The reconstruction allowed the team to place D. mirificus squarely among a group of dinosaurs known as ornithomimosaurs, creatures that had a general, ostrich-like structure and feasted either on plants or on a mix of plants and animals. Although ornithomimosaurs have an ostrich-like appearance, they represent an offshoot of the main branch of theropod dinosaurs that also would yield birds.
Among ornithomimosaurs, D. mirificus was the largest of the lot, according to the international researchers, led by Yuong-Nam Lee, a researcher with the Korea Institute of Geoscience and Mineral Resources in Daejeon, South Korea.
The reconstruction came together through some shrewd detective work after poachers had made off with the parts of the skeleton that likely would fetch the highest prices from private collectors, the researchers report.
The initial, sparse evidence for D. mirificus was uncovered in 1965 by a joint expedition of Polish and Mongolian researchers. Based on the enormous forearms with nasty trio of claws at the business ends, the researchers gave the creature its name, which translates to "unusual, horrible hand."

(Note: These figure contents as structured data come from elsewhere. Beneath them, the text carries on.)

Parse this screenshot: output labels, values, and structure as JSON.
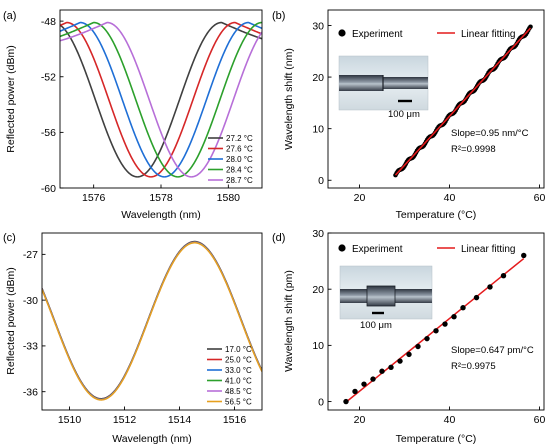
{
  "chart_data": [
    {
      "panel": "(a)",
      "type": "line",
      "xlabel": "Wavelength (nm)",
      "ylabel": "Reflected power (dBm)",
      "xlim": [
        1575,
        1581
      ],
      "ylim": [
        -60,
        -47.2
      ],
      "xticks": [
        1576,
        1578,
        1580
      ],
      "yticks": [
        -60,
        -56,
        -52,
        -48
      ],
      "legend_position": "bottom-right",
      "series": [
        {
          "name": "27.2 °C",
          "color": "#404040",
          "min_x": 1577.3
        },
        {
          "name": "27.6 °C",
          "color": "#d62728",
          "min_x": 1577.7
        },
        {
          "name": "28.0 °C",
          "color": "#1f6fd6",
          "min_x": 1578.1
        },
        {
          "name": "28.4 °C",
          "color": "#2ca02c",
          "min_x": 1578.5
        },
        {
          "name": "28.7 °C",
          "color": "#b76fd8",
          "min_x": 1578.9
        }
      ],
      "curve": {
        "min_y": -59.2,
        "top_y": -48.1,
        "half_width": 2.5,
        "tail_y": -49.8
      }
    },
    {
      "panel": "(b)",
      "type": "scatter",
      "xlabel": "Temperature (°C)",
      "ylabel": "Wavelength shift (nm)",
      "xlim": [
        13,
        61
      ],
      "ylim": [
        -1.5,
        33
      ],
      "xticks": [
        20,
        40,
        60
      ],
      "yticks": [
        0,
        10,
        20,
        30
      ],
      "legend": [
        "Experiment",
        "Linear fitting"
      ],
      "legend_position": "top",
      "experiment_range": [
        28,
        58
      ],
      "experiment_points": 120,
      "fit": {
        "slope": 0.95,
        "intercept": -25.6
      },
      "annotations": [
        "Slope=0.95 nm/°C",
        "R²=0.9998"
      ],
      "inset_scale": "100 μm"
    },
    {
      "panel": "(c)",
      "type": "line",
      "xlabel": "Wavelength (nm)",
      "ylabel": "Reflected power (dBm)",
      "xlim": [
        1509,
        1517
      ],
      "ylim": [
        -37.2,
        -25.6
      ],
      "xticks": [
        1510,
        1512,
        1514,
        1516
      ],
      "yticks": [
        -36,
        -33,
        -30,
        -27
      ],
      "legend_position": "bottom-right",
      "series": [
        {
          "name": "17.0 °C",
          "color": "#404040"
        },
        {
          "name": "25.0 °C",
          "color": "#d62728"
        },
        {
          "name": "33.0 °C",
          "color": "#1f6fd6"
        },
        {
          "name": "41.0 °C",
          "color": "#2ca02c"
        },
        {
          "name": "48.5 °C",
          "color": "#b76fd8"
        },
        {
          "name": "56.5 °C",
          "color": "#e6a01e"
        }
      ],
      "curve": {
        "min_x": 1511.15,
        "min_y": -36.5,
        "max_x": 1514.55,
        "max_y": -26.2
      }
    },
    {
      "panel": "(d)",
      "type": "scatter",
      "xlabel": "Temperature (°C)",
      "ylabel": "Wavelength shift (pm)",
      "xlim": [
        13,
        61
      ],
      "ylim": [
        -1.5,
        30
      ],
      "xticks": [
        20,
        40,
        60
      ],
      "yticks": [
        0,
        10,
        20,
        30
      ],
      "legend": [
        "Experiment",
        "Linear fitting"
      ],
      "legend_position": "top",
      "experiment": {
        "x": [
          17,
          19,
          21,
          23,
          25,
          27,
          29,
          31,
          33,
          35,
          37,
          39,
          41,
          43,
          46,
          49,
          52,
          56.5
        ],
        "y": [
          0,
          1.8,
          3.1,
          4.0,
          5.4,
          6.1,
          7.2,
          8.4,
          9.8,
          11.2,
          12.6,
          13.8,
          15.1,
          16.7,
          18.5,
          20.4,
          22.4,
          26.0
        ]
      },
      "fit": {
        "slope": 0.647,
        "intercept": -11.1
      },
      "annotations": [
        "Slope=0.647 pm/°C",
        "R²=0.9975"
      ],
      "inset_scale": "100 μm"
    }
  ]
}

Fast forward to 2006, when a joint South Korean-Mongolian expedition unearthed more fossil remains from a area of the Gobi Desert known as the Nemegt Formation – layers of shale and sandstone dating from the late Cretaceous, the beginning of the end for the reign of dinosaurs.
The geology testified to an ancient, forested environment with lakes and rivers. But the surface testified to the activity of poachers, who had heavily damaged the area. In 2009, the expedition worked at a second site, about 30 miles away. Poachers had heavily damaged it as well, exposing various bones belonging to another D. mirificus specimen as well as absconding with the skull, hands, and feet.
Two years later, Pascal Godefroit, a researcher with the Royal Belgian Institute of Natural Sciences got word that the head and feet were in the hands of a private collector in Germany, arriving by way of Japan. Last May, the researchers explain, the poached dino parts were returned to Mongolia, where researchers found that a repatriated toe bone was a Cinderella-like fit to another bone on the same toe that the team has collected from the 2009 site.
With two partial skeletons in hand, the researchers have reconstructed a single, virtually whole skeleton. The fossil remains don't only reveal D. mirificus' overall structure. The team found evidence of what one of the two specimens had as a last supper. The team found fossilized fish backbones and scales amid small, rounded stones that D. mirificus ingested to help it digest its meal. D. mirificus, it turns out, was a toothless wonder.
Indeed, its deep lower jaw is one of its oddities. The depth of the jaw and its massive bones are more reminiscent of large carnivores such as Tyrannosaurus rex than of other ornithomimosaurs. But it was a jaw built for browsing through the understory of trees.
The “horrible hands,” likely were used for digging or to gather plants, the researchers say.
Its substantial hind legs, large feet, and wide hips suggest that haste was not a regular feature of D. mirificus's locomotion. And the feet appear well adapted to keeping the behemoth from getting stuck in muddy river banks.
“The discovery of the original specimen almost half a century ago suggested that this was an unusual dinosaur, but did not prepare us for how distinctive Deinocheirus is,” the team writes.
At the least, the researchers say, D. mirificus serves as “a true cautionary tale” about the difficulties of figuring out the shape of prehistoric creatures and their place on the evolutionary tree from a few bits of fossilized bones.